リチウムイオンバッテリーは非常に多くの電気を蓄えられるバッテリーです。

「所詮は電池」と思って軽く考えてはいけません。現在のバッテリーは丸ノコやグラインダーと言った人の手では時間のかかる作業を一瞬で終えられるエネルギーを持っているのです。もしそのエネルギーが、故障や暴走などで一瞬で解放されてしまったら。。。発煙や発火、現場作業の停滞や作業者の怪我など大きな事故に繋がります。

バッテリーには何重もの保護構造が入っており、普通に使用している分にはこのような事故につながることはありませんが、落下衝撃や外的損傷は発火の原因に繋がる可能性があります。「古くなったから」「数をいっぱい持っているから」などで軽く扱わず、バッテリーは丁寧に使用しましょう。

リチウムイオンバッテリーの今後は?

電動工具にリチウムイオンバッテリーが使われ始めたのは2010年くらいからで、2013年頃から容量増加が始まり、2016年まで続きました。現在ではリチウムイオンバッテリーの限界によって容量増加が停滞しているため、電動工具メーカー各社による独自次世代バッテリーの開発が進んでいます。

リチウムイオンバッテリーに代わる新しい次世代充電池については、全個体LiB等を筆頭に、様々な企業、研究機関による開発が進められていますが、現時点までに電動工具に使用できる電池はまだまだ先のようです。市場的には電気自動車の需要の方が大きいため、自動車メーカーに先に供給されるものと推定されます。

リチウムイオンバッテリーは、主に14.4Vと18Vが主流ですが、先述した次世代バッテリーは18Vを基軸に互換性が保たれており、新しく電動工具を購入する場合は18Vがおすすめです。

ニッケルカドミウム

  • 初期の電動工具バッテリーに使われていた
  • 安価で出力が高く今でも安い工具などに使われる
  • メモリー効果があり、継ぎ足し充電に向かない

ニッケルカドミウム電池は、通称ニッカド電池とも呼ばれ、一昔前のコードレス電動工具の主流だったバッテリーです。現在ではプロの現場で使われることはほぼありませんが、価格が安く電池の保護も少なくて済むので一部のDIYモデルなどで使用されています。

コードレスでも非常に安く性能が高い

ニッカド電池の電動工具はバッテリー自体が安いのもありますが、電動工具本体の構造もシンプルにできるため全体的にリチウムイオンより安く販売されています。

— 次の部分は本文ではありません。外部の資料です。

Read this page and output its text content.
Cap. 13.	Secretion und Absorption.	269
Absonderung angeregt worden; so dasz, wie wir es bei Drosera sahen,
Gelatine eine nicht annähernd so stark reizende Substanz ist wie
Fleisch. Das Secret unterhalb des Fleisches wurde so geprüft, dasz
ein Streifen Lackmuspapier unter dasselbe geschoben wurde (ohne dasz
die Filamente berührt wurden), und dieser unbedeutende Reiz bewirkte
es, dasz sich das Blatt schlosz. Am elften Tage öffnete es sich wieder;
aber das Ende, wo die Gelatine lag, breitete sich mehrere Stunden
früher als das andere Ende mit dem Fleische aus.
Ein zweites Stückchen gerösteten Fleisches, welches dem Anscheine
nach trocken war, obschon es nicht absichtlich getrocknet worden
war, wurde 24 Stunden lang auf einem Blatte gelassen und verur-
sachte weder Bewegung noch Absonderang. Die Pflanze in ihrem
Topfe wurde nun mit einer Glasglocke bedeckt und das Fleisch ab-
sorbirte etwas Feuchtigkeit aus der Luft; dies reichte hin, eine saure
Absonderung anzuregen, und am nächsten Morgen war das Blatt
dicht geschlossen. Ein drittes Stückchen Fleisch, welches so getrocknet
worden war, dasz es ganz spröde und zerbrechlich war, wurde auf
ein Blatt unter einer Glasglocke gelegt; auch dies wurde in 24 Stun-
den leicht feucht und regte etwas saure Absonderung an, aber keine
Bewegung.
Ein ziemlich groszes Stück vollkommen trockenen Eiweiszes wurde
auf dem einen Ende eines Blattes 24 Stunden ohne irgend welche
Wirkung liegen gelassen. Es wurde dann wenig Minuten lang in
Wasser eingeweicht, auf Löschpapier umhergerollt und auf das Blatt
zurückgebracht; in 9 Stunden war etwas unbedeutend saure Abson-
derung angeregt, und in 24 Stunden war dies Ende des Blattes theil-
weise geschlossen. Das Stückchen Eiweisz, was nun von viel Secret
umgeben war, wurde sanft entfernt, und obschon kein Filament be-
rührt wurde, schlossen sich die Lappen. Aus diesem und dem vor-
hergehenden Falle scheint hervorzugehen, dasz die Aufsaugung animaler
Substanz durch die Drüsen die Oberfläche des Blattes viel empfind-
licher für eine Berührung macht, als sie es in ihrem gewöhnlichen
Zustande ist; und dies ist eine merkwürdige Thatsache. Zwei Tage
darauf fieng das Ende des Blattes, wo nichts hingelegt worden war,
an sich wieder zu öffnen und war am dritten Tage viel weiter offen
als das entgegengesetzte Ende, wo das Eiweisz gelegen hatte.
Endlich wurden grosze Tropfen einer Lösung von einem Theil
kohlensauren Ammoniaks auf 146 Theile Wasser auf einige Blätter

バッテリーの容量自体は少ないため作業量はリチウムイオンとは比較することはできませんが、出力が高いため安い電動工具だからといって作業性が悪いわけでもありません。

ニッカド電池はメモリー効果や長期保管に注意

ニッカド電池は継ぎ足し充電に注意する必要があります。継ぎ足し充電をすると、メモリー効果というバッテリーの性能低下が発生し、電動工具の性能が低下する原因になります。

電池を使用していないまま放置すると、充電した電池容量が少しずつ抜けてしまいます。3ヶ月も放置すると完全に放電しきってしまうので、使う前に再充電しなくてはいけません。

ニッカド電池の今後は?

ニッカド電池は安いのが特徴で、一部のDIYモデルや非常に安いノーブランドの電動工具に見られるバッテリーですが、電動工具は全面的にリチウムイオンへの転換が進んでおり、対応している電動工具もドリルとインパクトであり、リチウムイオンとの互換性もなく、一部の電動工具メーカーでは生産終了しているものもあり、新しく電動工具を買う場合においてもあまりオススメできるものではありません。

まとめ|電動工具を買うならリチウムイオン一択

ニッカドはリチウムイオンと比べ、安いのが魅力的なポイントですが、対応している工具が少なく電池としての使い勝手もあまり良くはありません。

最近では、電動工具のバッテリーは工具に使用するだけではなく、災害時の緊急用電源としての活用も注目されているため、せっかくならDIY以外にも幅広く場面で活用したいところです。マキタHiKOKI等の大手有名メーカーのリチウムイオンバッテリーは性能が高くて高価なものですが、最近ではEARTH MANや男前モノタロウ等の安価なブランドも登場しています。